Map showing the Serb community and the Albanian communities (yellow being the Albanian communities) by the Brussels Agreement in 2013

On 30 September 2008, Serbian President Boris Tadić stated that he would consider partitioning Kosovo if all other options were exhausted. The former Foreign Minister for Serbia and Montenegro, Goran Svilanović, applauded the suggestion saying "finally this is a realistic approach coming from Serbia. Finally, after several years, there is a room to discuss."[89] After his comments aroused controversy in the media, Tadić reiterated that he was suggesting this as a possibility only if all other options were exhausted.[90]

Since the Brussels Agreement of 2013, where Serbia agreed to grant the government in Pristina authority over Kosovo, while Pristina made an agreement to form Community of Serb Municipalities, which has not been fulfilled. Kosovo Serbs have accepted many aspects of Kosovo's rule and Kosovo Serbs now vote on Kosovo central election commission ballots in local elections.

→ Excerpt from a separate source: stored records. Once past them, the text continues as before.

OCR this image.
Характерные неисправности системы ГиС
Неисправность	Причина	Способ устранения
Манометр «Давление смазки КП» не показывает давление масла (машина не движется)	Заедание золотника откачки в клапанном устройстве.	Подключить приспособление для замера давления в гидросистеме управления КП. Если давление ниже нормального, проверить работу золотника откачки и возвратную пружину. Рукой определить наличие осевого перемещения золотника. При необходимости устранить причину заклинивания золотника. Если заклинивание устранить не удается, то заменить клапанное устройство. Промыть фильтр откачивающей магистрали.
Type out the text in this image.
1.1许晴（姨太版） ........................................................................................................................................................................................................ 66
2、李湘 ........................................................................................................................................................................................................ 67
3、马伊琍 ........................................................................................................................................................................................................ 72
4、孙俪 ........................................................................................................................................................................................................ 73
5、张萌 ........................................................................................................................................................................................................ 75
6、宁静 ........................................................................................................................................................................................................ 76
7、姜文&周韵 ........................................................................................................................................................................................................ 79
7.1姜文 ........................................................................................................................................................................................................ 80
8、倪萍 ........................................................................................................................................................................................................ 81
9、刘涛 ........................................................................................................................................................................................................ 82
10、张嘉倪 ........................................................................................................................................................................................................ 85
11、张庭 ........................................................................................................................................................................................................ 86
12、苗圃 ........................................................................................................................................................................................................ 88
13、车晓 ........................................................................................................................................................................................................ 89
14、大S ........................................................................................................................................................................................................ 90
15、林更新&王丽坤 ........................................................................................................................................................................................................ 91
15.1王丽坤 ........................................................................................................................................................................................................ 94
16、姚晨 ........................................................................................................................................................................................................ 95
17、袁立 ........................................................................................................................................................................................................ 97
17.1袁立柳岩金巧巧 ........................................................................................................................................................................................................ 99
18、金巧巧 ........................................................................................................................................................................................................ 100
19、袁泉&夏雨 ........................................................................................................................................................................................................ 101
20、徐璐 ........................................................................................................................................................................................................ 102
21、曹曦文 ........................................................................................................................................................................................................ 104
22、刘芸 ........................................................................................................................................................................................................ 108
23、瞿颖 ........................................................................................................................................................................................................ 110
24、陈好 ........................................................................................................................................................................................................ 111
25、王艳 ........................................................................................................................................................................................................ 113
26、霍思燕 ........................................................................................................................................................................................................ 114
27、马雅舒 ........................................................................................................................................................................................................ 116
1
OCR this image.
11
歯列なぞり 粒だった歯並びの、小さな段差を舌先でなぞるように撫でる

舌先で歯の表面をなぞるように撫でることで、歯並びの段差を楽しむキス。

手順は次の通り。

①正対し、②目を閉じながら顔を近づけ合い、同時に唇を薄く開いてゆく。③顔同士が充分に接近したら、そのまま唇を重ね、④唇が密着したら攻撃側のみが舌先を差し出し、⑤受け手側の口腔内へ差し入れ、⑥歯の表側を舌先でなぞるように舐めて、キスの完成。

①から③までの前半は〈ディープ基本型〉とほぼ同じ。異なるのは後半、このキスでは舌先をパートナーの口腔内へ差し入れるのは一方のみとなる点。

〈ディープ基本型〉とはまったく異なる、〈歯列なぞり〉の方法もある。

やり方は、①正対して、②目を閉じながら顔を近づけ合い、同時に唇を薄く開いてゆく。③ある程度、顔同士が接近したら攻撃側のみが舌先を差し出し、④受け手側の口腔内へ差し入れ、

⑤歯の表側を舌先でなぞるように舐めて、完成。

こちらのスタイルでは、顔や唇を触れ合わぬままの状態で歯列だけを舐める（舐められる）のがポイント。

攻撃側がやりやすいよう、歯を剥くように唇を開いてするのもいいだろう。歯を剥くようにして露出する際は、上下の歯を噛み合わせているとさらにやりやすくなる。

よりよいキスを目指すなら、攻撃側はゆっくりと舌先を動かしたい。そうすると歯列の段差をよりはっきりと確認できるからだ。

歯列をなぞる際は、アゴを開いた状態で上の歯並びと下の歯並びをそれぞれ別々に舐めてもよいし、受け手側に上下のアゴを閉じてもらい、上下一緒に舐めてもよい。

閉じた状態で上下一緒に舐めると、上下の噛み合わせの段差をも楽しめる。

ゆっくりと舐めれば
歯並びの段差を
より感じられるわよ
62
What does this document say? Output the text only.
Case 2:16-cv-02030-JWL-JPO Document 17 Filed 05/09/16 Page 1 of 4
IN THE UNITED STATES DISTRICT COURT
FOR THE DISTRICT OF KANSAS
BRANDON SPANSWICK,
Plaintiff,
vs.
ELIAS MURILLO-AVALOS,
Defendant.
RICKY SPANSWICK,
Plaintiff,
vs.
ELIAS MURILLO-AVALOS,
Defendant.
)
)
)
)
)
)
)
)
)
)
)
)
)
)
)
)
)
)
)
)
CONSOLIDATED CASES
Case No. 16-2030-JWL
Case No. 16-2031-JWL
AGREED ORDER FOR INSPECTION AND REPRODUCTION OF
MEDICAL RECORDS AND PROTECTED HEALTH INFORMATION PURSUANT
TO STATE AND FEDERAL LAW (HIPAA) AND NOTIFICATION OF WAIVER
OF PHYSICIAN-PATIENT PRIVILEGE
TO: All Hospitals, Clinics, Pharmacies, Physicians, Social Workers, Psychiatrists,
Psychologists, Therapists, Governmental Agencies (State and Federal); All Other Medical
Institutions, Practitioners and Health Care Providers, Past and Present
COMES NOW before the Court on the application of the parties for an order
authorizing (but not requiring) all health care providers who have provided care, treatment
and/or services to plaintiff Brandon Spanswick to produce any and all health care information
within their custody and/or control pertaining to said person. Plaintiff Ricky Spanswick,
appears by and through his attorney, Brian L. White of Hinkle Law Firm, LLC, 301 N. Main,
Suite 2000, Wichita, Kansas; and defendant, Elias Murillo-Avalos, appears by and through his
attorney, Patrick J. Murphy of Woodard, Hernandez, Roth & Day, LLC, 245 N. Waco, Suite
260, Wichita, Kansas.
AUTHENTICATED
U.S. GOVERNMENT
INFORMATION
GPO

During the COVID-19 pandemic, Kosovo Serbs found themselves in a limbo, stuck between different orders issued by Serbia and Kosovo.[91] In November 2020, during the COVID pandemics, Kosovo policemen and inspectors stormed and temporarily closed several Serb-owned pharmacies in North Kosovo, attempting to confiscate medicine supplies, because the items were allegedly not registered within the central system in Prishtina. The act was met with citizen protest which were on the verge of escalation.[92][93] In December 2020, the vaccines for COVID-19 were sent to North Kosovo by Serbia without any consultation with Kosovo officials, and thus the first vaccination against the virus on the territory began. However, only few people were vaccinated and the remaining vaccines were sent back after an investigation was launched. Officials in Pristina opposed the vaccination and the acquisition of vaccines, claiming that they were illegally distributed by Serbia.[94][95][96] In 2021 health workers from North Kosovo protested against arrests of their colleagues who are employed in the hospitals which take care of patients with COVID-19. They described the actions as "inhumane" and sent protesting letters to various international institutions and organisations.[97]


Ethnic groups in Kosovo
Year Albanians Serbs Others
1921 69 % 26 % 15 %
1931 60 % 27 % 13 %
1948[98] 68 % 24 % 8 %
1953 65 % 23 % 11 %
1961 67 % 23 % 9 %
1971 73 % 18 % 8 %
1981 77 % 13 % 9 %
1991[70] 82 % 10 % 8 %
2000[99] 88 % 7 % 5 %
2007[99] 92 % 5 % 3 %

During the 20th century, the Serb population of Kosovo constantly decreased. Today, Serbs mostly populate the enclaves across Kosovo, as well as compact North Kosovo where they comprise 95% of population and whose 1,200 km2 (463 sq mi) comprise 11% of Kosovo's territory. Diplomats from the United Nations have voiced concern over slow progress on minority rights.[100] Human Rights Watch pointed out discrimination against Serbs and Roma in Kosovo immediately after the war.[101]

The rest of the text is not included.